O Banco Mundial disse à BBC que a versão final do documento ainda não havia ficado pronta e que as informações do relatório, que estão sendo compiladas em conjunto com o governo chinês, ainda estão sendo revisadas.

Uma porta-voz da organização se recusou a dizer se as estatísticas sobre mortes prematuras faziam parte ou não da versão inicial.

Mortes

O relatório, intitulado “O Custo da Poluição na China”, teria indicado em sua versão inicial, segundo o Financial Times, que os altos níveis de poluição do ar nas cidades chinesas provocariam entre 350 mil e 400 mil mortes prematuras ao ano.

Outras 300 mil mortes prematuras anuais seriam provocadas pela má qualidade do ar em ambientes fechados, enquanto que doenças como diarréia e cânceres provocados pela má qualidade da água, principalmente nas áreas rurais, provocariam a morte de cerca de 60 mil pessoas ao ano.

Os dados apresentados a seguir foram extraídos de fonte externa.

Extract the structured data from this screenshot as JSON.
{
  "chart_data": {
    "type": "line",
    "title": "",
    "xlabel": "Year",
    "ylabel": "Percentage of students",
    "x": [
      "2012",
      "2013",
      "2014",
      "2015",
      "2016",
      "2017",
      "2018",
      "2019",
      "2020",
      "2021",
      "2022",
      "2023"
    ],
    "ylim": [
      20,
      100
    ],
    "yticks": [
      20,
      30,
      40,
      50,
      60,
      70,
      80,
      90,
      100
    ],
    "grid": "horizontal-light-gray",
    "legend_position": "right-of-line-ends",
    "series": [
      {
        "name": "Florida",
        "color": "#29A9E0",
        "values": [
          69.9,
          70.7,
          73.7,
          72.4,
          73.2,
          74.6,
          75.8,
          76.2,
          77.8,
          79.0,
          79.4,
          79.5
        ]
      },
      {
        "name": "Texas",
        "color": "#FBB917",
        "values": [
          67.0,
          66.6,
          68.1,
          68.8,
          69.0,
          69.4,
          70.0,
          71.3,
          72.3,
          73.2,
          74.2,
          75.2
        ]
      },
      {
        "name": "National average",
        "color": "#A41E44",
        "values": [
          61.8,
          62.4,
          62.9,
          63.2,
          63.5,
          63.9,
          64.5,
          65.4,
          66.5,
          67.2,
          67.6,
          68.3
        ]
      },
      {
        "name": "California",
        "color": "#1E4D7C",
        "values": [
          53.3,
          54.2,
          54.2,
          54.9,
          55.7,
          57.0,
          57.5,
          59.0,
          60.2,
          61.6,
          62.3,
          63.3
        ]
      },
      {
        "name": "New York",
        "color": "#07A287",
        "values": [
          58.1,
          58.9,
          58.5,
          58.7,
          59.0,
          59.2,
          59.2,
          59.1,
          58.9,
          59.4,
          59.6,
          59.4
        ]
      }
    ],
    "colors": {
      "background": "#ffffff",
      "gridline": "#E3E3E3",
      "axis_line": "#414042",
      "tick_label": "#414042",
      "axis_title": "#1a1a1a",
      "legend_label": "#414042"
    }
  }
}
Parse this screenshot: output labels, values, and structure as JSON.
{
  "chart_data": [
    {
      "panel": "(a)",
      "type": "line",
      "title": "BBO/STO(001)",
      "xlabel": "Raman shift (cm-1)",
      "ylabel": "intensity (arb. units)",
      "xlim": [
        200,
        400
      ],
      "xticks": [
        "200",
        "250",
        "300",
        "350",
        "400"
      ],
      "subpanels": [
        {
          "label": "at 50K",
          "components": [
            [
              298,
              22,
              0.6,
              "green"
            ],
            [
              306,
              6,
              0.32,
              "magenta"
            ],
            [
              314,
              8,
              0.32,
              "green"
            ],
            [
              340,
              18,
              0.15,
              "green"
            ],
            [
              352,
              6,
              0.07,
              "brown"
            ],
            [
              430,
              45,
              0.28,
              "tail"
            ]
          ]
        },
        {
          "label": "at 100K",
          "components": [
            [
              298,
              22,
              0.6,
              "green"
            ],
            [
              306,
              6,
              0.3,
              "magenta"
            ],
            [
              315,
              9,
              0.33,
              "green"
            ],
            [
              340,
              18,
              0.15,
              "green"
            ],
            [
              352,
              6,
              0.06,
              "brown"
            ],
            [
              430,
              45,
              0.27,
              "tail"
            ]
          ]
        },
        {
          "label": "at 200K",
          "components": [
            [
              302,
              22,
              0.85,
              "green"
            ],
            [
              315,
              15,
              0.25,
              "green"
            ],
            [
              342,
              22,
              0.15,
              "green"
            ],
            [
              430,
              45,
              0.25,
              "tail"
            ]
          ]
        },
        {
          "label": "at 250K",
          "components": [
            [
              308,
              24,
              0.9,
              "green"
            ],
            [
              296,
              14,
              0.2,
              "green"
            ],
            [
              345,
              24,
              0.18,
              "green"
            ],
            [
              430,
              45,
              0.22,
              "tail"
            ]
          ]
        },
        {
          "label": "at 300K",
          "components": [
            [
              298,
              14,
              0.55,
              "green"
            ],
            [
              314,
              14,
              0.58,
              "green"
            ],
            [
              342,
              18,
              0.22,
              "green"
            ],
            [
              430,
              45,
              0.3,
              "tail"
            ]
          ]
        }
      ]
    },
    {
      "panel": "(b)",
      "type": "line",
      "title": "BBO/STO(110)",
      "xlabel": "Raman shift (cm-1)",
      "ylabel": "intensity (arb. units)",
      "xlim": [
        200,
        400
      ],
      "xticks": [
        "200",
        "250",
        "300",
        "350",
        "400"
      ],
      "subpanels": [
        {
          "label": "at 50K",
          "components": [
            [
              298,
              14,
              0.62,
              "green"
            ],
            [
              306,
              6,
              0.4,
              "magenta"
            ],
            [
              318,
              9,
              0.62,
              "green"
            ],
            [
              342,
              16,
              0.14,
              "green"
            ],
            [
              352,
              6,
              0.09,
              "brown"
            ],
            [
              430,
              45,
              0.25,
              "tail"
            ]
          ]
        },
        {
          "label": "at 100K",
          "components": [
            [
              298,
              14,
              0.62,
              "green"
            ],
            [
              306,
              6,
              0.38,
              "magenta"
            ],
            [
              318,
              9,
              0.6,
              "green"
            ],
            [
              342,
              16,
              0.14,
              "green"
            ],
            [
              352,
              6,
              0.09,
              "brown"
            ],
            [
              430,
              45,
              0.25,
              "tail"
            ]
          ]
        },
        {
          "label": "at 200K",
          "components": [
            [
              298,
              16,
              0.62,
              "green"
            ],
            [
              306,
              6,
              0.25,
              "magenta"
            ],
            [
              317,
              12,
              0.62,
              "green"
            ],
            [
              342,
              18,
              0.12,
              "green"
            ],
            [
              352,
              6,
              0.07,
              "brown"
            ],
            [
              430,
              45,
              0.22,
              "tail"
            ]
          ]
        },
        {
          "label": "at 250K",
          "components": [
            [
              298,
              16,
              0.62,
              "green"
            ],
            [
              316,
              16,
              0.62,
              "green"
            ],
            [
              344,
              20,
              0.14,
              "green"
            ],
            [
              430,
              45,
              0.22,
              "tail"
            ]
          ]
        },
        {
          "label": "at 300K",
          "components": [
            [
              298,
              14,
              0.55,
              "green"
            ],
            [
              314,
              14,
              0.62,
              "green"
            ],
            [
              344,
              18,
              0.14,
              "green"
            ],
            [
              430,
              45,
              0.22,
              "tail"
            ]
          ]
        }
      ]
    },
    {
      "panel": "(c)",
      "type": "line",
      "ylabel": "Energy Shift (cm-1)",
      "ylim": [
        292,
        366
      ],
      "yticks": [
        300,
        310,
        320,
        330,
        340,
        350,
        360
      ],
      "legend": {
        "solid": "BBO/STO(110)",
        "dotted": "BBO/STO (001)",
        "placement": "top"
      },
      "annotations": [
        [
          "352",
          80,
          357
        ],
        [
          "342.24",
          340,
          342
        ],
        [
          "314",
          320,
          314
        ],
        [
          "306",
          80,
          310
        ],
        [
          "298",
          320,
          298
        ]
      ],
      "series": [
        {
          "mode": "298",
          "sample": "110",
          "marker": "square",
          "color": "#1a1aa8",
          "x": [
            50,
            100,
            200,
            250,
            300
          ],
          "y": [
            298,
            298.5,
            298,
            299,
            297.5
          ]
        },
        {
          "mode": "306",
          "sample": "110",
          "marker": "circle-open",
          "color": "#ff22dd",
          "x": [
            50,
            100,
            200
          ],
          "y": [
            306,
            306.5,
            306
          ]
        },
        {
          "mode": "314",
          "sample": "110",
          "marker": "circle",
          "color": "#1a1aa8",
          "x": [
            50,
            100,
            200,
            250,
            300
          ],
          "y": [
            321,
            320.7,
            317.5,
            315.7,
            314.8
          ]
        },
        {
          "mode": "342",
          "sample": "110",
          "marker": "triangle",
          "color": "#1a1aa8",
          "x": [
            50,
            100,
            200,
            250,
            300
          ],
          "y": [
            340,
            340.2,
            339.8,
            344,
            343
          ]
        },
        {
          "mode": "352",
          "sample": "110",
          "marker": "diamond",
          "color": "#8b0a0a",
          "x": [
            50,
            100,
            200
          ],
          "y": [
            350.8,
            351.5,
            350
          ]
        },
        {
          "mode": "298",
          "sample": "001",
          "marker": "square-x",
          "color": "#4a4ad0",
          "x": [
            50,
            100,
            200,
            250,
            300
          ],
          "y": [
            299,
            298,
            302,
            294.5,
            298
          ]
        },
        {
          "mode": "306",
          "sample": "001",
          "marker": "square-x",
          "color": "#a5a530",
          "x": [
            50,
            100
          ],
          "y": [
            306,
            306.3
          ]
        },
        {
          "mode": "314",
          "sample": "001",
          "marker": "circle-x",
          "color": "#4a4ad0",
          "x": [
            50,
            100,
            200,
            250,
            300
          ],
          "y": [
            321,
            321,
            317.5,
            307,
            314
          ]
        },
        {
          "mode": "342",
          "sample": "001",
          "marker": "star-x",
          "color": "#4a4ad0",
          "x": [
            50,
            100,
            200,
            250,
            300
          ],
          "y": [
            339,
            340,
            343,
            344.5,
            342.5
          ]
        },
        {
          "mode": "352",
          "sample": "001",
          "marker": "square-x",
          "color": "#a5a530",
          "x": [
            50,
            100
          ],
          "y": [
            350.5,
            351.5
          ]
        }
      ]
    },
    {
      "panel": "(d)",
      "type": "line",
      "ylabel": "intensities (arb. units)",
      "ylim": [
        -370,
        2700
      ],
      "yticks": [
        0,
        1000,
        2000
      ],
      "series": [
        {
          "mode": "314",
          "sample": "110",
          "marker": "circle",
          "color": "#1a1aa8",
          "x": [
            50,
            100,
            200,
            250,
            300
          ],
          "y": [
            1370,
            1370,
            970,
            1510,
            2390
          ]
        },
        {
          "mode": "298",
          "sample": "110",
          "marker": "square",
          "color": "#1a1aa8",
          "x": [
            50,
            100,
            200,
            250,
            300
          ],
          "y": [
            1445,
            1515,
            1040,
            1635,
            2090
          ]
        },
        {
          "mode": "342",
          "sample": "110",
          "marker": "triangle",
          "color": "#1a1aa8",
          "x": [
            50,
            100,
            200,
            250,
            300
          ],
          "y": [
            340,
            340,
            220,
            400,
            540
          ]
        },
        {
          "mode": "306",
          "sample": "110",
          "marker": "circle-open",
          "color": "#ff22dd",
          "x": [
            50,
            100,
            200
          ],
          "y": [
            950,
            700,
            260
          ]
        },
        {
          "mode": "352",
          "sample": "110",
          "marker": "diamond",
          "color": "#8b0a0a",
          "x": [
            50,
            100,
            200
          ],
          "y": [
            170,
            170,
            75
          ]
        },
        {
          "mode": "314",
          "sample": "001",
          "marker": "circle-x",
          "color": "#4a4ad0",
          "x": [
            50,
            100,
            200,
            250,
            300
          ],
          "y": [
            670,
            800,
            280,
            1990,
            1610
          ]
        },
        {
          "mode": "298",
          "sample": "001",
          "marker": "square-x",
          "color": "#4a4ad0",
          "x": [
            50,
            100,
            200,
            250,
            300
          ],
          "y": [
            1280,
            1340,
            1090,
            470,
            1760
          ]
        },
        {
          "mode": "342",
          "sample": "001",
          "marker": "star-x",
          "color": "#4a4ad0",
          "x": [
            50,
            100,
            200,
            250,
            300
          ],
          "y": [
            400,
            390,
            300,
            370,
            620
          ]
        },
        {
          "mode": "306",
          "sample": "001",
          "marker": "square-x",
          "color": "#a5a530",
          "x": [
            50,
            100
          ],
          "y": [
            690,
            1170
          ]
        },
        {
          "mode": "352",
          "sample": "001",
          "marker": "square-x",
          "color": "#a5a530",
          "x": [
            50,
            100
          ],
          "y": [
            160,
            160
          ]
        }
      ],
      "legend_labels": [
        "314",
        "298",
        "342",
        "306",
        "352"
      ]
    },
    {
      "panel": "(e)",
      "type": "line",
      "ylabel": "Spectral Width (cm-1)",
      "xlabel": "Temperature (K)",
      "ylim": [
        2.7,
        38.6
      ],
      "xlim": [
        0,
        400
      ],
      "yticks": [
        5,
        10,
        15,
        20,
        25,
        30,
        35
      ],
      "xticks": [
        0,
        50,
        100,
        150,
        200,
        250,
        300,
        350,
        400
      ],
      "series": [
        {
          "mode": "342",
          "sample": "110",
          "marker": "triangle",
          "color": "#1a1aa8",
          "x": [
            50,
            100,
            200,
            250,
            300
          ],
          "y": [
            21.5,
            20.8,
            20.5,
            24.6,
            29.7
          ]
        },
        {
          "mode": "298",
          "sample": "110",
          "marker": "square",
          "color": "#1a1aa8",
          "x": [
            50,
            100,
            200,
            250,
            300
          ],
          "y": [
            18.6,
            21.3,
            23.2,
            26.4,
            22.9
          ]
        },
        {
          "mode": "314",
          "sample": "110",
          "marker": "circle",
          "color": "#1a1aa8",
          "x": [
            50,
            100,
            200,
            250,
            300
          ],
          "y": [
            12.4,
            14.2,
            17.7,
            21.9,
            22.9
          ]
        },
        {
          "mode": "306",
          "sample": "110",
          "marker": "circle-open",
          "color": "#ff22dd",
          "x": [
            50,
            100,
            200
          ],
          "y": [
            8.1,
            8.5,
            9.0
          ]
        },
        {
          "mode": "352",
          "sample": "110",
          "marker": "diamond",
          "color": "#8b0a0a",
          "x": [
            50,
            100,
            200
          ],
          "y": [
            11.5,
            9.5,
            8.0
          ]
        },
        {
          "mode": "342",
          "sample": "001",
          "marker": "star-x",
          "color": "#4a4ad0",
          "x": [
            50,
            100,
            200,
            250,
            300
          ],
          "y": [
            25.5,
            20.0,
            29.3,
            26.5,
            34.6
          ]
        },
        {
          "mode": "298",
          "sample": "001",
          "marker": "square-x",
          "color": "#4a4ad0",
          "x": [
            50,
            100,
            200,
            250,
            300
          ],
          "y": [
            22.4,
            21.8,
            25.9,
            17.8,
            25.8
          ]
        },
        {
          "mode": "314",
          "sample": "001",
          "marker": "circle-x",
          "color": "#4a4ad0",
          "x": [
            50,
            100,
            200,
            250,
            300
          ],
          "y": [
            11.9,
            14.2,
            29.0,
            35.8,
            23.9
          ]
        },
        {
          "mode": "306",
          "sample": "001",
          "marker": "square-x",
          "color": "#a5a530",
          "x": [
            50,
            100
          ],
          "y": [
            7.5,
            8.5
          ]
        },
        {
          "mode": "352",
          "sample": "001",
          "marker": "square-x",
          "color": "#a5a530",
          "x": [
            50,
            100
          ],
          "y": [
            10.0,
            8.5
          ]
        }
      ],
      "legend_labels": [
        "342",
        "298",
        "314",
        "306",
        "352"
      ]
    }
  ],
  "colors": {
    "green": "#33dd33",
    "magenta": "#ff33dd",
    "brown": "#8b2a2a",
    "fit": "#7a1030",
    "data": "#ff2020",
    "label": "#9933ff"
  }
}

Segundo o jornal, o Banco Mundial concordou “com relutância” em cortar as informações depois de autoridades chinesas terem pedido a censura, alegando que eram questões sensíveis e que poderiam provocar protestos.

Segundo o Financial Times, o pedido para a censura do relatório teria partido da agência chinesa de proteção ambiental e do Ministério da Saúde.

Custo

Apesar da aparente discussão sobre os números, o relatório preliminar do Banco Mundial, publicado em março, sugere que a poluição do ar e da água teriam levado a um aumento no número de mortes na China.

O documento também diz que o custo total da poluição para o país representa cerca de 5,8% do Produto Interno Bruto.

O governo chinês reconheceu no mês passado que 60% das cidades do país sofrem regularmente com a poluição do ar e não têm tratamento adequado de esgoto.

Um relatório anterior do Banco Mundial também já havia indicado que a China abriga 16 das 20 cidades mais poluídas do mundo.